A viagem

O presidente Lula compara o período em que está à frente do governo a uma viagem. Uma viagem “em busca de um Brasil novo”. Embalado pelos sinais econômicos que, para ele, são bons sinais, recuperou o bom humor perdido na véspera do último Carnaval com a explosão do Waldogate. Esse Brasil novo, segundo disse na quarta-feira que passou, “pulsa dentro desta nação materialmente tolhida e espiritualmente inferiorizada que herdamos, e que, felizmente, já está mudando”.

Numa viagem – sabemos – acontece de tudo. Quem viaja precisa estar preparado para o imponderável. As surpresas podem vir do tempo, da estrada, dos viandantes, da carruagem utilizada, dos lugares e, também, dos humores dos próprios viajantes. Nesses 18 meses de viagem, Lula já teve surpresas e sobressaltos de todo tipo.

Começou imaginando marco zero em tudo – mudança dependente apenas de sua vontade política que era imensa. Mas já esteve muito desanimado. Sonhou com um povo bem alimentado e nutrido. Prometeu um espetáculo – o do crescimento – que não aconteceu até aqui. Vaticinou o fim da era das vacas magras num pasto sem muitas perspectivas de engorda. Tentou reformas que ficaram pela metade. Tropeçou, enfim, no abismo dos escândalos que à sua volta pipocam, fragilizando o ânimo dos companheiros de viagem. Perdeu alguns, poupou outros. E reanimou alguns prostrados. Agora mesmo se debate em meio a outra tempestade.

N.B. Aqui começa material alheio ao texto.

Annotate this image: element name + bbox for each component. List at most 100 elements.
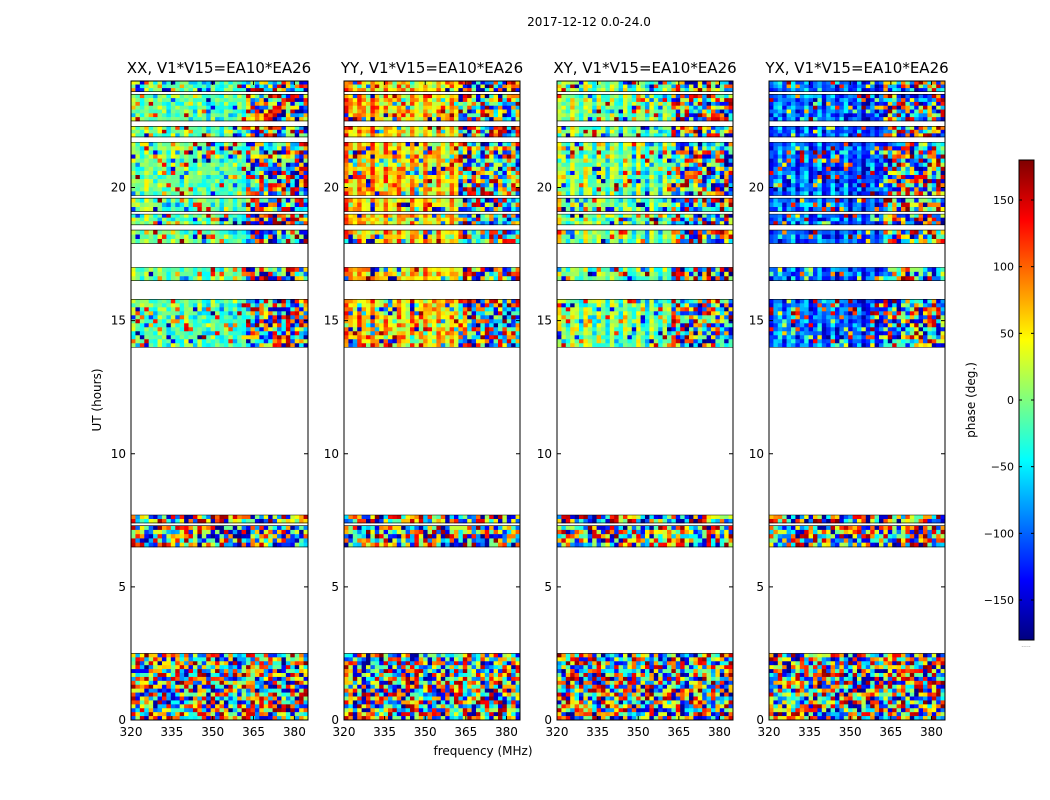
heat-cell [436,704,442,709]
heat-cell [285,669,291,674]
heat-cell [303,542,309,548]
heat-cell [379,339,384,344]
heat-cell [263,311,269,316]
heat-cell [201,525,207,531]
heat-cell [192,101,198,107]
heat-cell [462,299,468,304]
heat-cell [184,525,189,531]
heat-cell [344,700,349,705]
heat-cell [161,217,167,222]
heat-cell [303,113,309,118]
heat-cell [361,657,367,662]
heat-cell [144,202,149,208]
heat-cell [144,191,149,196]
heat-cell [135,708,141,713]
heat-cell [344,704,349,709]
heat-cell [410,657,415,662]
heat-cell [192,230,198,235]
heat-cell [436,303,442,308]
heat-cell [476,665,481,670]
heat-cell [423,518,428,524]
heat-cell [498,207,503,212]
heat-cell [206,221,211,226]
heat-cell [272,166,278,172]
heat-cell [254,653,260,658]
heat-cell [161,183,167,188]
heat-cell [480,669,486,674]
heat-cell [219,183,225,188]
heat-cell [241,299,247,304]
heat-cell [480,311,486,316]
heat-cell [192,271,198,277]
heat-cell [241,696,247,701]
heat-cell [184,214,189,218]
heat-cell [197,665,203,670]
heat-cell [175,129,180,134]
heat-cell [418,331,424,336]
heat-cell [379,700,384,705]
heat-cell [396,217,402,222]
heat-cell [454,323,459,328]
heat-cell [366,518,371,524]
heat-cell [157,323,163,328]
heat-cell [281,339,287,344]
heat-cell [201,673,207,678]
heat-cell [184,704,189,709]
heat-cell [484,712,490,717]
heat-cell [290,680,296,686]
heat-cell [263,538,269,543]
heat-cell [170,538,176,543]
heat-cell [153,214,158,218]
heat-cell [144,514,149,520]
heat-cell [449,684,455,689]
heat-cell [254,319,260,324]
heat-cell [148,98,154,103]
heat-cell [210,126,216,131]
heat-cell [348,518,354,524]
heat-cell [197,207,203,212]
heat-cell [374,217,380,222]
heat-cell [268,716,273,721]
heat-cell [232,700,238,705]
heat-cell [254,234,260,240]
heat-cell [290,311,296,316]
heat-cell [498,238,503,244]
heat-cell [458,230,464,235]
heat-cell [366,267,371,273]
heat-cell [484,323,490,328]
heat-cell [144,267,149,273]
heat-cell [241,81,247,85]
heat-cell [506,303,512,308]
heat-cell [131,669,136,674]
heat-cell [188,81,194,85]
heat-cell [144,653,149,658]
heat-cell [232,146,238,151]
heat-cell [290,154,296,159]
heat-cell [268,299,273,304]
heat-cell [458,661,464,666]
heat-cell [303,704,309,709]
heat-cell [223,676,229,682]
heat-cell [148,708,154,713]
heat-cell [462,704,468,709]
heat-cell [366,680,371,686]
heat-cell [515,538,521,543]
heat-cell [157,673,163,678]
heat-cell [228,704,234,709]
heat-cell [228,101,234,107]
heat-cell [432,525,437,531]
heat-cell [215,175,220,180]
heat-cell [157,175,163,180]
heat-cell [135,101,141,107]
heat-cell [454,716,459,721]
heat-cell [294,323,300,328]
heat-cell [511,676,516,682]
heat-cell [210,708,216,713]
heat-cell [259,518,265,524]
heat-cell [219,331,225,336]
heat-cell [161,311,167,316]
heat-cell [290,117,296,122]
heat-cell [139,680,145,686]
heat-cell [374,198,380,203]
heat-cell [418,202,424,208]
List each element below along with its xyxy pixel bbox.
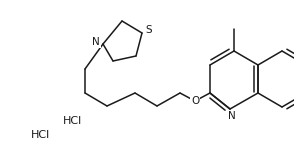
Text: HCl: HCl <box>62 116 82 126</box>
Text: HCl: HCl <box>30 130 50 140</box>
Text: S: S <box>146 25 152 35</box>
Text: N: N <box>228 111 236 121</box>
Text: O: O <box>191 96 199 106</box>
Text: N: N <box>92 37 100 47</box>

Sua voz, entretanto, continua a de quem não tem outro papel senão aquele de comandar a caminhada da equipe: “Vocês vão fazer muito mais se cada um colocar na cabeça a frase que termina uma campanha nossa, que diz: eu sou brasileiro e não desisto nunca”. E completa com a admoestação que lhe é indispensável: “Se todos nós formos tomados dessa força interior, não haverá intriga, não haverá futrica, não haverá eleição que possa brecar, frear o desenvolvimento que este País precisa e deve ter”.

Devagar com o andor. Doses de otimismo sempre são bem vindas em períodos de vicissitude. Mas esta nação pode imaginar que continua sendo “espiritualmente inferiorizada” se tudo o que acontecer de estranho ou inconveniente em Brasília e adjacências for considerado mera futrica ou intriga. E se o processo de debates desencadeado por uma eleição for considerado instrumento de freios ao desenvolvimento ou à liberação do que “materialmente tolhido” aí estava ou está.

Estivéssemos no lugar de Lula não apreciaríamos de forma tão simplista o episódio que envolve o presidente do Banco Central, Henrique Meirelles, sobre quem pesam acusações de desacertos com o Fisco. Ou o presidente do Banco do Brasil, Cássio Casseb, pego numa armadilha que o faz refém de um partido em detrimento dos interesses gerais, além de eventuais desentendimentos com o Fisco. Também não estaríamos muito à vontade com as apreciações sobre a atuação do ministro da Saúde, Humberto Costa, às voltas de quem descobriram-se vampiros especializados no embolso de recursos públicos. Nem se fale aqui do emudecido caso que quase tirou do cenário o ministro José Dirceu, da Casa Civil.

O que se discute em Brasília, afinal, não são os efeitos benéficos dessa onda de crescimento alegada por Lula em vilegiatura. Discute-se, sim, sobre como o governo está manobrando para manter em seus cargos pessoas que devem explicações à sociedade. Ou que, como bem disse o diretor de marketing do Banco do Brasil, Henrique Pizzolato (outro cuja cabeça estaria a prêmio depois da famosa compra de mesas num show para ajudar na construção da sede nacional do PT), estão vivendo uma “situação kafkiana”. São percalços de uma viagem que, para o bem andar da carruagem, precisam ser esclarecidos.